Among the waterline method steps, the most time-consuming one is to extract the waterline, especially for SAR images. With the support of the DCNN-based automatic waterline extraction model, the efficiency of implementing this method can be significantly improved. We took the generation of the tidal flats’ DEM for 2018 as an example. A total of 29 pre-processed Sentinel-1 SAR images throughout the year were collected with Google Earth Engine and used as inputs to the DCNN-based model to obtain the geolocation of waterlines quickly. The final gridded DEM result for 2018 is shown in Fig. 9a after the same subsequent processes such as tidal level evaluation and spatial interpolation. In addition, interannual topographic changes can be analyzed by subtracting these two waterline-derived DEMs. As shown in Fig. 9b, the topography of these large-scale tidal flats changes significantly in two years under the action of strong tidal currents [2]. The erosion-deposition balance showed a net deposition of 0.12 km\(^3\) from 2018 to 2019. It implies our presented methodologies are also suitable for rapid monitoring the morphological and sedimentary changes of large-scale intertidal areas.

Fig. 7
figure 7

The derived DEM result of Subei Bank for 2019 using the waterline method (overlaid on the Sentinel-1A SAR image acquired at GMT 09:55, 20 November 2019)

Fig. 8
figure 8

Topography profile comparison between the derived DEM and the in-situ transect (solid black line in Fig. 7)

5 Discussions

Because of the frequent lack of consistent, sufficient intensity contrast between land and water regions and the complications of distinguishing waterline from other object boundaries, waterline extraction is harrowing with most general-purpose edge detectors or image segmentation techniques, especially for radar images in the intertidal areas. Previous studies used edge detection methods where a thresholding process was necessary at some point under relatively complex imaging conditions (such as the methods developed by [16, 21], and [9]). In addition, with the unprecedented amount of data containing waterline information available, an automatic extraction method should be prioritized. The DCNN-based method developed in this study performed well for automatic waterline extraction from SAR imagery in large-scale tidal flats area under changeable imaging conditions.

Fig. 9
figure 9

a The derived DEM result of Subei Bank for 2018 using the waterline method based on the waterlines automatically extracted by our DCNN model; b Tidal flats DEM of difference map between 2019 and 2018 (both overlaid on the Sentinel-1A SAR image acquired at GMT 09:55, 20 November 2019)

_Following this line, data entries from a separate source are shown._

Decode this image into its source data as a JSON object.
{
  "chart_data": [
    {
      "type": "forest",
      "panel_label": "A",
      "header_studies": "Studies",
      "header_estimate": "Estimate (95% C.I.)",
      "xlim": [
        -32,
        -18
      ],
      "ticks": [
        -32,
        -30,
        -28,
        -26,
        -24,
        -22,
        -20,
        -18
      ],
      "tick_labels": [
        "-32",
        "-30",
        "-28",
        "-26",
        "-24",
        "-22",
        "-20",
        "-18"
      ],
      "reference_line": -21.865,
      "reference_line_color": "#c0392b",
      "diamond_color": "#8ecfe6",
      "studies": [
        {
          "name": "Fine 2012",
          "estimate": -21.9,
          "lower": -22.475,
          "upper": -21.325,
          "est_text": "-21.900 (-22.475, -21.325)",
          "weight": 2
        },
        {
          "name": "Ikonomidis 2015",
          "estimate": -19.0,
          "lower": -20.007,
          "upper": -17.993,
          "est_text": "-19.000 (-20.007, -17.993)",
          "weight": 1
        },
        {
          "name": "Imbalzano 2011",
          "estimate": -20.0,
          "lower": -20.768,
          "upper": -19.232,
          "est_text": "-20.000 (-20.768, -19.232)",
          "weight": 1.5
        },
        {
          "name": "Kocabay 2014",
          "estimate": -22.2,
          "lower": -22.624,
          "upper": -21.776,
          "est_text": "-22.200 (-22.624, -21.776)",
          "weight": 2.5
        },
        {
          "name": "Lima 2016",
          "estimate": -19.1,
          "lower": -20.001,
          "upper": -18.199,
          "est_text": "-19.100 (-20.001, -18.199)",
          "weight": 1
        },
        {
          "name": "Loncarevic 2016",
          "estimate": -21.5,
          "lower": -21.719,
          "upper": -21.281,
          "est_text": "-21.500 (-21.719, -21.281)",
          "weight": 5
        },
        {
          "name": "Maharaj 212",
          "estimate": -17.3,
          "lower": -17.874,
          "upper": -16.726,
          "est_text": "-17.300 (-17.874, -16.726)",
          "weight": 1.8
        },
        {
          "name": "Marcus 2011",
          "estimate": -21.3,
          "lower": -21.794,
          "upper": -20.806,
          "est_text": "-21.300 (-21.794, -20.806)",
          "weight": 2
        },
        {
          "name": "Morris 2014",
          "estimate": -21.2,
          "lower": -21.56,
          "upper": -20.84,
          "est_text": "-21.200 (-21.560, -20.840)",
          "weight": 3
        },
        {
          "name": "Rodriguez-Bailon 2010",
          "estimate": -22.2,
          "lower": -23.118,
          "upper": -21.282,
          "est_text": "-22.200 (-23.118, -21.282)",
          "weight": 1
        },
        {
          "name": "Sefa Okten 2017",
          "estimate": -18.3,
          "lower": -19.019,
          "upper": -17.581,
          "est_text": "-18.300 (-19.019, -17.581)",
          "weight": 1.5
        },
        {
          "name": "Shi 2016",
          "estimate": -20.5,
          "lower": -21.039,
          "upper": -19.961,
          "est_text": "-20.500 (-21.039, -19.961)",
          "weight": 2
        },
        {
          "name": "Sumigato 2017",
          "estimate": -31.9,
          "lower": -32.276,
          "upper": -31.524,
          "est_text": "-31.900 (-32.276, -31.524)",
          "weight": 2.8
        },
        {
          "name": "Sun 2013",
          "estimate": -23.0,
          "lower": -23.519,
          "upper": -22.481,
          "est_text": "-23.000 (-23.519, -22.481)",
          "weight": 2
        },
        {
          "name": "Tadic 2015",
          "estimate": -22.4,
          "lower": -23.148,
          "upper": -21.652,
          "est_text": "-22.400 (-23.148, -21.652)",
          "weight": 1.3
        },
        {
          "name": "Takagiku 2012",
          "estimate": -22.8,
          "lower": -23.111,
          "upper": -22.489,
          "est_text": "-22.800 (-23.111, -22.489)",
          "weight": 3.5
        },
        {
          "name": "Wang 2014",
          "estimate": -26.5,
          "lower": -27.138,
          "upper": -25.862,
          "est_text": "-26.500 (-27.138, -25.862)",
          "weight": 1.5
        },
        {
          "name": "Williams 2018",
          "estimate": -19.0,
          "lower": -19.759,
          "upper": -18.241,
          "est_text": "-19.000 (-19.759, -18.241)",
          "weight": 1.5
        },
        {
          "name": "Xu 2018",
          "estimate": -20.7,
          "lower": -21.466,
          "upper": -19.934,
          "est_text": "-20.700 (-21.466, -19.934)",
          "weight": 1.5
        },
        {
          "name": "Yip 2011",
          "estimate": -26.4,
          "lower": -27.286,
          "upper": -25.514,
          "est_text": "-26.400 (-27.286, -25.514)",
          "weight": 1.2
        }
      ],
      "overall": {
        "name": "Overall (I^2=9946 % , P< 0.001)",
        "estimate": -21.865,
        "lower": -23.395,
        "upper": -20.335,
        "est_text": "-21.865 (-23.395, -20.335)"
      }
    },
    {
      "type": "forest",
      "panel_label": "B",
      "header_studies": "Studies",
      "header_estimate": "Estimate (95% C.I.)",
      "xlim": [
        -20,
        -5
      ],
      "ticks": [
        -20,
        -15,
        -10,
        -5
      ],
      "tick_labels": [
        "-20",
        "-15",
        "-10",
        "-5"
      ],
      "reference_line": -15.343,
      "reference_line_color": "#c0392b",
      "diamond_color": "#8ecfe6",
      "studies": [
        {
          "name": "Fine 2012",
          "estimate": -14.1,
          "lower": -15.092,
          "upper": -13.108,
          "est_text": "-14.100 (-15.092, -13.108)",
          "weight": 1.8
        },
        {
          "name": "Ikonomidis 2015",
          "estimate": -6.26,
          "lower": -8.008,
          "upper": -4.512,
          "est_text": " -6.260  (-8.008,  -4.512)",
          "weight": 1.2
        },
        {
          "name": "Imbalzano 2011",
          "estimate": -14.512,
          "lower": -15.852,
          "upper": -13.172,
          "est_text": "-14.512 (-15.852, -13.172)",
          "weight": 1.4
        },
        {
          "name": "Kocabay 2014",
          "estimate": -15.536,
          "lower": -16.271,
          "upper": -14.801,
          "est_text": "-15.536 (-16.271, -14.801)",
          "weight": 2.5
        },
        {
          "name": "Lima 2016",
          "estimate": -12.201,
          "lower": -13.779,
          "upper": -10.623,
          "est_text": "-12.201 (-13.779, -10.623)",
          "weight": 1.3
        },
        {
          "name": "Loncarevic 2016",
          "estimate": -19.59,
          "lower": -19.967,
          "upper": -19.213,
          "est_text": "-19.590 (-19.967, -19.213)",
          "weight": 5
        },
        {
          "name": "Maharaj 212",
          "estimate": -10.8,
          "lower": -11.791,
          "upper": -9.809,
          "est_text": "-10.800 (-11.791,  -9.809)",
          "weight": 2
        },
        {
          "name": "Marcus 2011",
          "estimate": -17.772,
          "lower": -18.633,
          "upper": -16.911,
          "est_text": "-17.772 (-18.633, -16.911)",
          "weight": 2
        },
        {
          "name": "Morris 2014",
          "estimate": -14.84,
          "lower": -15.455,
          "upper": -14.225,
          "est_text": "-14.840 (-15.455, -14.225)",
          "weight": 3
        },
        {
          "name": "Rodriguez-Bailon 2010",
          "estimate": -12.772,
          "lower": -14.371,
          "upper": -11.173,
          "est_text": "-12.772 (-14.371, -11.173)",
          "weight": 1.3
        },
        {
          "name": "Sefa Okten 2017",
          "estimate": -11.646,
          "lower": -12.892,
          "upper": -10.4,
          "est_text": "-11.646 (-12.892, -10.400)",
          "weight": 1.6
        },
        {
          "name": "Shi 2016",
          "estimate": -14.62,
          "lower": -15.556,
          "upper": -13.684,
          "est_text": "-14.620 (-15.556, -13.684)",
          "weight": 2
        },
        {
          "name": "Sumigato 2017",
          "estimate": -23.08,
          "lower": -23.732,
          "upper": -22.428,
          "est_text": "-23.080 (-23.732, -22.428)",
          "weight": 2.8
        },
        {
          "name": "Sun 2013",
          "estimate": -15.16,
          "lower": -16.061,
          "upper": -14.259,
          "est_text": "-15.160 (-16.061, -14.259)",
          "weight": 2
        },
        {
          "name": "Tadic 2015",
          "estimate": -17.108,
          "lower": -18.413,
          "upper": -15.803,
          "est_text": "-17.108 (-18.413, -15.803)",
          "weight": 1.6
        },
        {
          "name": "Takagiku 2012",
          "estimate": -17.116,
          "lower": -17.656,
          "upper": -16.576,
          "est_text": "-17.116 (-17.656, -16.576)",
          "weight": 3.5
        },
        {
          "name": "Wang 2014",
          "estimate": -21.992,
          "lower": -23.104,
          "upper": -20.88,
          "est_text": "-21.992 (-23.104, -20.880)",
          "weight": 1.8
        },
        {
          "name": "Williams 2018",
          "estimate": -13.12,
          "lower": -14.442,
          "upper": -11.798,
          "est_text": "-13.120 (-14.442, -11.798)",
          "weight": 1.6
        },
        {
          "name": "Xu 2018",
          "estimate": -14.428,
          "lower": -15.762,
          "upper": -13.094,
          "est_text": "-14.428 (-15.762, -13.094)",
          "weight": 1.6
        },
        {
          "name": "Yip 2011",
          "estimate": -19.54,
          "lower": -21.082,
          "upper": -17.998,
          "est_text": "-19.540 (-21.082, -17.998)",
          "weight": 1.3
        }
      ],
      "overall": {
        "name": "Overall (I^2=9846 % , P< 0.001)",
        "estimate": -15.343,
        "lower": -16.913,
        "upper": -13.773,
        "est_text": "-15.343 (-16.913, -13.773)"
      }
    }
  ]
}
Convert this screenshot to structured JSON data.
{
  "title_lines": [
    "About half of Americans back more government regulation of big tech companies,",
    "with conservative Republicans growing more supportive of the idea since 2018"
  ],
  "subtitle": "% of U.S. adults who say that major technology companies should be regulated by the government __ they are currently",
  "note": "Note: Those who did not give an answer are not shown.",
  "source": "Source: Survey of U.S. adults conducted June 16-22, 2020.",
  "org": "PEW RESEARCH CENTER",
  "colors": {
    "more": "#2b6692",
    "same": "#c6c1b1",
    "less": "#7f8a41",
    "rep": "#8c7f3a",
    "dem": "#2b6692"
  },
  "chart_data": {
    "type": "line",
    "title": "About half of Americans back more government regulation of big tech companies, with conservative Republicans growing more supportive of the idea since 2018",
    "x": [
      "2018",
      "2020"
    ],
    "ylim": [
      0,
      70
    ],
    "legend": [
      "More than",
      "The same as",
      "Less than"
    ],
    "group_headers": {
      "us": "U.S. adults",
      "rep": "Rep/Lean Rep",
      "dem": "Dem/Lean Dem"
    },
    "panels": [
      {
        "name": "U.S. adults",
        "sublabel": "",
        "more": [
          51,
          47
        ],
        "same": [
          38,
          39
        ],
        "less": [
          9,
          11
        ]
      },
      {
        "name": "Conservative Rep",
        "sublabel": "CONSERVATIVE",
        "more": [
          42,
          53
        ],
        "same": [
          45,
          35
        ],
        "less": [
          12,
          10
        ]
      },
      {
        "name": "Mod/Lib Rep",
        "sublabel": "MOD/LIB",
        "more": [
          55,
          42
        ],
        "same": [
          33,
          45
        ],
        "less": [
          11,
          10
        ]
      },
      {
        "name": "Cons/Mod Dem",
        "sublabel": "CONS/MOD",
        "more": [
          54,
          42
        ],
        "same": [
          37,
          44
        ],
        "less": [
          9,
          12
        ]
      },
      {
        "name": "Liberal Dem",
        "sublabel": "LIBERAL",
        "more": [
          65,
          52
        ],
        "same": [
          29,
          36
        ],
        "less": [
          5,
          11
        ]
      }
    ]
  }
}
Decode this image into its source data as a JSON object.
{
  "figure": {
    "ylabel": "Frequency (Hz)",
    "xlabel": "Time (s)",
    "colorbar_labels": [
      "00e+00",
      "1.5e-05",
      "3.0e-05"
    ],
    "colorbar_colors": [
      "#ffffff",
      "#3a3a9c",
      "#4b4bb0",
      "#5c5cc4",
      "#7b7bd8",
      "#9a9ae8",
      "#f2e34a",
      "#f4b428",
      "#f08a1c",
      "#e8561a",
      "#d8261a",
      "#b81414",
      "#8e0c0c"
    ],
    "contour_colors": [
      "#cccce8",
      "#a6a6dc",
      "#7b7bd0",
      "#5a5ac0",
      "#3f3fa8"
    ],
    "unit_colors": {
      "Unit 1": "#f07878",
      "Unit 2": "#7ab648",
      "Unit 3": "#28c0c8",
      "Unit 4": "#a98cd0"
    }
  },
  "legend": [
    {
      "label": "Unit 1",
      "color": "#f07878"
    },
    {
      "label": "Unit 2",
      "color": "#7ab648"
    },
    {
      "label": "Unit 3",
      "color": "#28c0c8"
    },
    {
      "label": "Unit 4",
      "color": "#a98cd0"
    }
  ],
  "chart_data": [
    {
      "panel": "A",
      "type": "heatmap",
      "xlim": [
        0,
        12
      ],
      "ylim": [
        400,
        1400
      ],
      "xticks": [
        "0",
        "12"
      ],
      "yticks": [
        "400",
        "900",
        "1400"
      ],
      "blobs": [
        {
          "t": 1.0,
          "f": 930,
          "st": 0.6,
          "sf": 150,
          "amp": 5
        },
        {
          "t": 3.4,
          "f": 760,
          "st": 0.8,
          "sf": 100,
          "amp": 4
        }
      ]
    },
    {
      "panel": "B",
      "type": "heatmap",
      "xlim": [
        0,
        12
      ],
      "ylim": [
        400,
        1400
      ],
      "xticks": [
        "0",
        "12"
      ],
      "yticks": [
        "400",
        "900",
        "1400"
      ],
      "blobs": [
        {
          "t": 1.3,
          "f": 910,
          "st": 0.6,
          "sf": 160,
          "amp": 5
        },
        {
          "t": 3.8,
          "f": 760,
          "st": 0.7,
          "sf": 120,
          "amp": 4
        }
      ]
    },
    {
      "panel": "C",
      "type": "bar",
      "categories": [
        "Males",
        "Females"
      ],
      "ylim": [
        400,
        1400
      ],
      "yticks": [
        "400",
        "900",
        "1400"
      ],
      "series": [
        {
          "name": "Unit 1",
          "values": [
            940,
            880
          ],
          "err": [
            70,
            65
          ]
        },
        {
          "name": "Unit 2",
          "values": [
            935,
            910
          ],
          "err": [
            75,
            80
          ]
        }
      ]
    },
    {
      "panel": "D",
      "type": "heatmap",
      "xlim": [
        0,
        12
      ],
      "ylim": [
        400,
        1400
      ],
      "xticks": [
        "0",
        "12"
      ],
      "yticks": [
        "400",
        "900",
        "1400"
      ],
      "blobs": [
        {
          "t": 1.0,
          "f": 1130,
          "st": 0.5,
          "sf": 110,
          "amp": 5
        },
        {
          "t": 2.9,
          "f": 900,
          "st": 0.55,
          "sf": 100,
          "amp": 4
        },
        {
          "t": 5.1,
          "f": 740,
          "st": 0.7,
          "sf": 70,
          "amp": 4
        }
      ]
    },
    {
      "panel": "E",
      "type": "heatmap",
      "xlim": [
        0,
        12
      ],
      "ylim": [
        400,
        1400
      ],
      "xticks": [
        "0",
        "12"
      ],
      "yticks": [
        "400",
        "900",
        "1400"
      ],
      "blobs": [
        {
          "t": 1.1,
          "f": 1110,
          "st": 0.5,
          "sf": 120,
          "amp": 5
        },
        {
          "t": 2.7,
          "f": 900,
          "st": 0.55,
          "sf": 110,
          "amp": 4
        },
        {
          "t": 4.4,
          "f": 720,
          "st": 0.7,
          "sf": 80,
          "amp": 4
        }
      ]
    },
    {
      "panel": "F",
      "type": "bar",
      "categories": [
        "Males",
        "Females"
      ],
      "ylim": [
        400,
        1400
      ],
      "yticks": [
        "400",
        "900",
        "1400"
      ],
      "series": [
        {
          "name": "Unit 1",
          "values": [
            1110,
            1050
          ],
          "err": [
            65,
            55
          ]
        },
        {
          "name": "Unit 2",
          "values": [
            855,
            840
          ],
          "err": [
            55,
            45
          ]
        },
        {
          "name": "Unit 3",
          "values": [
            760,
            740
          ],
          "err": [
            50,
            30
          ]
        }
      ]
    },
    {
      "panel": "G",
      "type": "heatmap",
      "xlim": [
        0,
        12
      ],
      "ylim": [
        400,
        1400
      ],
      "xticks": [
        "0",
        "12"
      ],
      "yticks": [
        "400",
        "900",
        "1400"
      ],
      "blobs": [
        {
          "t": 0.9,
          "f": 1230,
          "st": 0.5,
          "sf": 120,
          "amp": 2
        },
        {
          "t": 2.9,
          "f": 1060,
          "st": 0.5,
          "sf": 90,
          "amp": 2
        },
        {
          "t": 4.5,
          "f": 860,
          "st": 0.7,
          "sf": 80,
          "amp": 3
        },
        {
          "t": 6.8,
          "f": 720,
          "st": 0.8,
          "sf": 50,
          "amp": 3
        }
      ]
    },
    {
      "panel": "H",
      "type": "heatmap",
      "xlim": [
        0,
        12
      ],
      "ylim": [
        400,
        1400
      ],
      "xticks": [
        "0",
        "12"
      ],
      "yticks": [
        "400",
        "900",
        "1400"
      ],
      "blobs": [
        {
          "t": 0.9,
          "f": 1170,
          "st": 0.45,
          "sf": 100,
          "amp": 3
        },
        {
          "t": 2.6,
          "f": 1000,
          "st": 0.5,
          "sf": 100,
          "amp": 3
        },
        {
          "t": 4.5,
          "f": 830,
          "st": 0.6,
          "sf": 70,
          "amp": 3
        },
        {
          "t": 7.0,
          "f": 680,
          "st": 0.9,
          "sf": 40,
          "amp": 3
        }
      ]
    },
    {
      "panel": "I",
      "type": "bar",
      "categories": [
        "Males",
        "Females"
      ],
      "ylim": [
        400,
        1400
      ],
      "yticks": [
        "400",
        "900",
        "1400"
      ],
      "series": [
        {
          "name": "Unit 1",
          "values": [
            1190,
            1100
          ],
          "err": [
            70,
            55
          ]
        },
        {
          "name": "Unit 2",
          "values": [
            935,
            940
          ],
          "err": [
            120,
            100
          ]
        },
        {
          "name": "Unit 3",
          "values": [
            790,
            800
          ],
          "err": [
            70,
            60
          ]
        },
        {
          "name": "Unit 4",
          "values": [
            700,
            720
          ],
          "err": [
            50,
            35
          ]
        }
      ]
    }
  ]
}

With the support of big data platforms such as Google Earth Engine and the ocean tidal prediction model, we developed a waterline method-based workflow that can quickly obtain relatively accurate DEM of tidal flats after extracting multi-temporal waterlines from SAR images under different tidal levels. This technique provides an efficient method for the rapid analysis of large-scale tidal flat topography evolution, which is of great significance for applying SAR images to monitoring coastal terrains.

6 Conclusions

This chapter proposes a DCNN-based method to extract waterlines automatically from SAR images. Our approach shows a relatively high extraction accuracy for the waterlines in complicated large-scale tidal flats (the mean precision and recall are 0.92 and 0.77, respectively) and efficiency (several seconds per image) simultaneously. This chapter also presents the first attempt for intertidal DEM generation of the Subei Bank using the waterline method by analyzing high spatial resolution SAR images. The DEM results show that, in general, there is a good agreement between the derived elevation and in-situ topographic data, implying that the waterline method based on SAR images can be used for large-scale tidal flats such as the Subei Bank area. Furthermore, based on the waterline extraction model and the waterline method, we developed a novel workflow for automatic topographic mapping of large-scale tidal flats, which has excellent potential for rapid analysis of intertidal topography evolution.